Por fin, ¿qué de la idea de Dios? Otra vez regresamos al scenario dado. Estás atrapado. No has tenido comida ni agua por días. Lentamente pierdes la lucha y te mueres, y de repente te encuentras en la presencia del Ser más increíble y incomprehensible que jamás hayas visto. ¿Cómo respondes?

Creo que tu reacción varia mucho dependiendo de tu vida y cómo la has vivido. Habrá mucha gente que se sorprenderá de una manera negativa. Tal vez aun estarán enojados o beligerantes. Por el otro lado, habrá muchos que darán un suspiro profundo y caerán en los brazos (si podemos decir eso) de ese ser divino que han deseado conocer. Sé que el concepto de Dios (sobre todo y específicamente en el sentido cristiano, que es el más común tanto en mi situación actual en Latinoamérica como en Canadá) es ridículo o perturbador a muchos. Pero creo que esta es la opción que mejor explica nuestros anhelos y realidad como seres vivos, y también que es el mejor guía por nuestra vida cotidiana.
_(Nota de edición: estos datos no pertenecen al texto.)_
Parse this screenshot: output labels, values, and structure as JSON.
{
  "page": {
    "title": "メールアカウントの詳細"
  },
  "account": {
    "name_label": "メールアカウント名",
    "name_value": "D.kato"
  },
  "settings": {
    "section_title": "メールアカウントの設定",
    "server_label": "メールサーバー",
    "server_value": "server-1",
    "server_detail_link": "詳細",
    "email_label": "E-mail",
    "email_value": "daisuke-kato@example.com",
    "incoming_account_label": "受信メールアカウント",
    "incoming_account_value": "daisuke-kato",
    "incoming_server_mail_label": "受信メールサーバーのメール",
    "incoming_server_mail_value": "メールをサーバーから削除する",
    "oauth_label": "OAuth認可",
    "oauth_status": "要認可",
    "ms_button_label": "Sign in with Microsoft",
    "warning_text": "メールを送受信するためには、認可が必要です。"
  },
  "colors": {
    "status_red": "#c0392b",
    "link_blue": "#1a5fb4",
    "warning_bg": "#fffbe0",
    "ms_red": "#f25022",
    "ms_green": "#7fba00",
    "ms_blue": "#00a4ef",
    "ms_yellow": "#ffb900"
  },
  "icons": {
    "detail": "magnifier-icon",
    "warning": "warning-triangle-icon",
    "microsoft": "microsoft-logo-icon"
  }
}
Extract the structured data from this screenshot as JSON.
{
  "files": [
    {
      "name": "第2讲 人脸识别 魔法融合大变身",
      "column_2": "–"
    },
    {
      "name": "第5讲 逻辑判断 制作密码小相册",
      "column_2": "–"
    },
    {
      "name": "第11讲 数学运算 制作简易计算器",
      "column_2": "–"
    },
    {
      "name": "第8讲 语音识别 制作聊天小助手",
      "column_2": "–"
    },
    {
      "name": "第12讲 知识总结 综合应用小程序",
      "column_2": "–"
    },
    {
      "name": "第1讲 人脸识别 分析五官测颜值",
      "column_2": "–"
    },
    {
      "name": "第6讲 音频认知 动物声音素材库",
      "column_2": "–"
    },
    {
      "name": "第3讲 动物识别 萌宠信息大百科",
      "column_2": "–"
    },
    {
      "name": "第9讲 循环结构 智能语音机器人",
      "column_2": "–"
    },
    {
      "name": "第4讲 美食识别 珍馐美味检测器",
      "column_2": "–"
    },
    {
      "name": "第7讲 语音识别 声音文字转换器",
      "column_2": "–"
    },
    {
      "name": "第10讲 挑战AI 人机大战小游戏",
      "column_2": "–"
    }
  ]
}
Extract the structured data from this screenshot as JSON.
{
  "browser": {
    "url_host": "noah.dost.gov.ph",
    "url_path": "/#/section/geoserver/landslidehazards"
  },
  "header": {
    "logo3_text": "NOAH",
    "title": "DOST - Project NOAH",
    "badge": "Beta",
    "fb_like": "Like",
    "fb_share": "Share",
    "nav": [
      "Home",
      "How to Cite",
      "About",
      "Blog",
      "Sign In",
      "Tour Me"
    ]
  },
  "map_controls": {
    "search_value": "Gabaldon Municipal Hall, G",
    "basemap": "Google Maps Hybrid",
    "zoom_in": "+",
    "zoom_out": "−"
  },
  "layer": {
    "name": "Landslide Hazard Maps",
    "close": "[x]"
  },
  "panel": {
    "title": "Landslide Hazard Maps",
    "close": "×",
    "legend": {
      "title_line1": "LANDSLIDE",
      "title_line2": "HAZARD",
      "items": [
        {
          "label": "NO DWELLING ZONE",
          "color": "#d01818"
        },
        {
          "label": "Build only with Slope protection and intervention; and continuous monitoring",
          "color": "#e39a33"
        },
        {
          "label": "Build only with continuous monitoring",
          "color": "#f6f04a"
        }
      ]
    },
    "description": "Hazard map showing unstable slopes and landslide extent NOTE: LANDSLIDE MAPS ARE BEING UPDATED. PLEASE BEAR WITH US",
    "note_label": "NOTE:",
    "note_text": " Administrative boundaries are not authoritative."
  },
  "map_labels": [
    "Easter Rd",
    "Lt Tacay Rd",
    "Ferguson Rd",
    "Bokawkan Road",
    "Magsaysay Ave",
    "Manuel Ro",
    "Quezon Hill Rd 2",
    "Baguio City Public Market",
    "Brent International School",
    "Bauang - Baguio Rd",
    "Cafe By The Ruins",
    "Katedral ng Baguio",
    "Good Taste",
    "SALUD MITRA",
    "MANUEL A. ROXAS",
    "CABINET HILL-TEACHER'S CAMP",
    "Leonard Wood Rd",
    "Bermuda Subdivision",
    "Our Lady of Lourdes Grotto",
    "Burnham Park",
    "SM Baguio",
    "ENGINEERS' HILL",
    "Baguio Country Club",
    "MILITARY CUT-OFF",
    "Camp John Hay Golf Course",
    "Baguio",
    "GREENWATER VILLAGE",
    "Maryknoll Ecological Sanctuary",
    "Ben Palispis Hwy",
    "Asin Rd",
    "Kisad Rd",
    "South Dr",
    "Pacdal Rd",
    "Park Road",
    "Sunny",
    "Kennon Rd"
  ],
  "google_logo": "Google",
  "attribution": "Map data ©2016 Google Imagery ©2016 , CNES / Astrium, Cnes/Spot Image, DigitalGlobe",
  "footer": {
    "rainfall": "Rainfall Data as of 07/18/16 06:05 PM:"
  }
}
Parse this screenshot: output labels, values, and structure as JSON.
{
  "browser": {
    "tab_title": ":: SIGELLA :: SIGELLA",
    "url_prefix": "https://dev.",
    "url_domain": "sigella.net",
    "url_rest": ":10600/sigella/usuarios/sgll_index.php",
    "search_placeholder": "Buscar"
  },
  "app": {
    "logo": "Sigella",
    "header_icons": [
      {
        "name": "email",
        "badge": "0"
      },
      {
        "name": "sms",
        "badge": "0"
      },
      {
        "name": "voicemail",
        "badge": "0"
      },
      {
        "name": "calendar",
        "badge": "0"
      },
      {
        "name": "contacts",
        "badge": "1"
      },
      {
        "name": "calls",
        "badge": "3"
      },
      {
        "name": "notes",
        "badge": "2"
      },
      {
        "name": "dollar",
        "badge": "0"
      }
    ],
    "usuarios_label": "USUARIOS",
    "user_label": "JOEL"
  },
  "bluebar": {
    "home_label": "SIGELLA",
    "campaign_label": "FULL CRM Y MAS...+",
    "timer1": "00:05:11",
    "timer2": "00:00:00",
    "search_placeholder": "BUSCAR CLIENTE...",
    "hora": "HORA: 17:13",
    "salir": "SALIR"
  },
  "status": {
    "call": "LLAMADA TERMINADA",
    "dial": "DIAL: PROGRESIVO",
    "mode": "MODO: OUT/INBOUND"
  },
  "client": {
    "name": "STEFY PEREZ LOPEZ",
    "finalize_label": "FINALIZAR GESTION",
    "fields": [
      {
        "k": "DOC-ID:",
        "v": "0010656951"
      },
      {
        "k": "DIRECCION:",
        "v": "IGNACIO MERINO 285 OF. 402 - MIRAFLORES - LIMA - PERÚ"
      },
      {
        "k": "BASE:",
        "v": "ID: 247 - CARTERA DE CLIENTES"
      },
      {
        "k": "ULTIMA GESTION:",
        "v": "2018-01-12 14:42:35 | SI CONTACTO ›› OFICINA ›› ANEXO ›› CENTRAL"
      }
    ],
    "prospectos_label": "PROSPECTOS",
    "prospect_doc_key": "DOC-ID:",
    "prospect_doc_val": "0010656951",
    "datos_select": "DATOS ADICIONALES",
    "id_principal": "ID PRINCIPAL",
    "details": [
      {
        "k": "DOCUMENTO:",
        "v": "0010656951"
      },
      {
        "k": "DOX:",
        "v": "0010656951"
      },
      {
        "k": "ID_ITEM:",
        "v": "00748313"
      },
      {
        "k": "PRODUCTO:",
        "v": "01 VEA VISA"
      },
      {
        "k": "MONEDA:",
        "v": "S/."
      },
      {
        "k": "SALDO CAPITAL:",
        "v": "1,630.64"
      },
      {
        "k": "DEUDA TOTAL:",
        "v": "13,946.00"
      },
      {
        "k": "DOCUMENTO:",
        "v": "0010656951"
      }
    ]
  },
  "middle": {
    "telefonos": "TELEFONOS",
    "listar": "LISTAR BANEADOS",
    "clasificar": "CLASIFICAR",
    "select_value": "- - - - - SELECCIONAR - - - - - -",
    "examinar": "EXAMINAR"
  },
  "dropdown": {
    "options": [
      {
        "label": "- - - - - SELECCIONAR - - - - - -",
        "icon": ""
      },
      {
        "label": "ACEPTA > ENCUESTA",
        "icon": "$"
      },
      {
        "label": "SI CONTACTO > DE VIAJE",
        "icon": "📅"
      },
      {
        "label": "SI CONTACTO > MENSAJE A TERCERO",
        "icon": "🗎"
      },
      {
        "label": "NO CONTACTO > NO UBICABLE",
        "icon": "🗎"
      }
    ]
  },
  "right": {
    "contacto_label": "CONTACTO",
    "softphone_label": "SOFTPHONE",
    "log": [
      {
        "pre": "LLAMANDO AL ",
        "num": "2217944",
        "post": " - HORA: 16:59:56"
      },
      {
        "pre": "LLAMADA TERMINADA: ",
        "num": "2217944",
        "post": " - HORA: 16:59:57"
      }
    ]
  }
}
Para mi, la fundación sobre que baso mi creencia en Dios es científica. Actualmente, casi se acepta por todo el mundo que el universo tenía un momento de inicio. No puedo convencerme que el universo saltó a la existencia desde nada, y todos los argumentos que tratan de proclamar que eso es lo que pasó (incluso los del famoso Stephen Hawking) me parecen muy inadecuados. “Nada” no puede producir todo. Por el otro lado, los budistas (el mejor ejemplo de las religiones que creen en la reencarnación) ven el principio del universo como algo irrelevante, y postulan que el universo mismo es parte de la naturaleza cíclica de la vida – cuando termina un universo, empieza otro. En su opinión, la pregunta de orígenes no tiene valor. Sin embargo, esta idea es pura especulación. El hecho es que sabemos que el universo tenía un principio. Un principio implica que algo o alguien lo inició. Junto con eso son las realidades muy complejas de la vida en la tierra (que muestran diseño, que implica un diseñador) y también la existencia de los humanos como seres racionales y contemplativos. Creo que la noción de Dios no solamente es creíble, sino también una posibilidad muy real que tiene una relevancia dramática por nuestra vida y cómo la vivimos.

Entonces, si existe la realidad muy posible de ponernos cara a cara con Dios después de la muerte, creo que tiene mucho sentido intentar a entender quién es ese Dios que vamos a conocer. Ya he dicho que voy a enfocarme en el Dios del cristianismo, pero no creo que sea necesario profundizarnos mucho en la teología cristiana para llegar a algunas conclusiones sobre este Dios. Tratar de explicar a Dios por completo sería un quehacer gigante y más allá del objetivo de este post. Aquí, solo quiero enfocar en tres aspectos de Dios que yo creo son muy obvios aun fuera de la teología cristiana. Estos tres son su grandeza, su “pequeñez”, y su personalidad. Aunque es el último en la lista, quiero enfocar primero en la idea de Dios como una persona, o su personalidad, porque creo que esta idea trae implicaciones a las otras ideas.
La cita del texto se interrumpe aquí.